Gdy Harold i Cathy wraz z dwoma synami przebywali na zalesionym terenie w Minnesocie, nawiedziła ich trąba powietrzna. Kilka lat później Cathy opisała mi swoje przeżycie:

„Gdy mój mąż wraz ze starszym synem znajdowali się od nas w pewnej odległości, ja i młodszy syn schroniliśmy się w domku. Usłyszeliśmy odgłos przypominający setki przejeżdżających wagonów i instynktownie upadliśmy na ziemię w skulonej pozycji. Domek zaczął się rozpadać na części. Zamknęłam oczy, gdyż wokoło latały jego drewniane szczątki. Poczułam, że unoszę się jak w windzie, a potem jakaś siła wyrzuca mnie gwałtownie w powietrze. Wkrótce wylądowałam w jeziorze, trzymając się kurczowo jakiegoś kawałka drewna, by utrzymać się na powierzchni”.

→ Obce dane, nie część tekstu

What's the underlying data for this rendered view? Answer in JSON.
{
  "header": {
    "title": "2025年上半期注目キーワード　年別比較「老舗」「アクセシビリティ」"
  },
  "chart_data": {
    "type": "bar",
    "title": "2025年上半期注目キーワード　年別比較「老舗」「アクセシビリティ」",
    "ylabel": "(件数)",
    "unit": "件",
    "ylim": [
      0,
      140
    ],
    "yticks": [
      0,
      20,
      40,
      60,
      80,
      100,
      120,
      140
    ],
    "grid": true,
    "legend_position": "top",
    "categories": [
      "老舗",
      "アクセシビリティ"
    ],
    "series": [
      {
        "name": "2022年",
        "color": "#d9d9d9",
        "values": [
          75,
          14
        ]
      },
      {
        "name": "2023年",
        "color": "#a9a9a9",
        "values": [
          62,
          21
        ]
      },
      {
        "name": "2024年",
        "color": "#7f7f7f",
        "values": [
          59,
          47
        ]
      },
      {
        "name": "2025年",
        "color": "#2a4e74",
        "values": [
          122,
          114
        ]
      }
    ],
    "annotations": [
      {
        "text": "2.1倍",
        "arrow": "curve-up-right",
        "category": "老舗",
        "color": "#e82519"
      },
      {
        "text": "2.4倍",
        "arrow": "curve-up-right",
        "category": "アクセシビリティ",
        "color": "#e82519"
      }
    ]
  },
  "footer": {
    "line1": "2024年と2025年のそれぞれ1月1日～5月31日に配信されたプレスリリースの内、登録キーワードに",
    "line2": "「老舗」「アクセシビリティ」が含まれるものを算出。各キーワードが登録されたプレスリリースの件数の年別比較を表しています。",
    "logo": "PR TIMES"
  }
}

Młodszy syn jednak nie przeżył. Harold tak opowiada o tragedii: „Płakaliśmy codziennie przez sześć tygodni. Wierzymy jednak, że pełna miłości Boża suwerenność dopuściła do tego, by trąba powietrzna dotarła do miejsca naszego pobytu. Dodawał nam otuchy fakt, że nasz syn znał Pana”.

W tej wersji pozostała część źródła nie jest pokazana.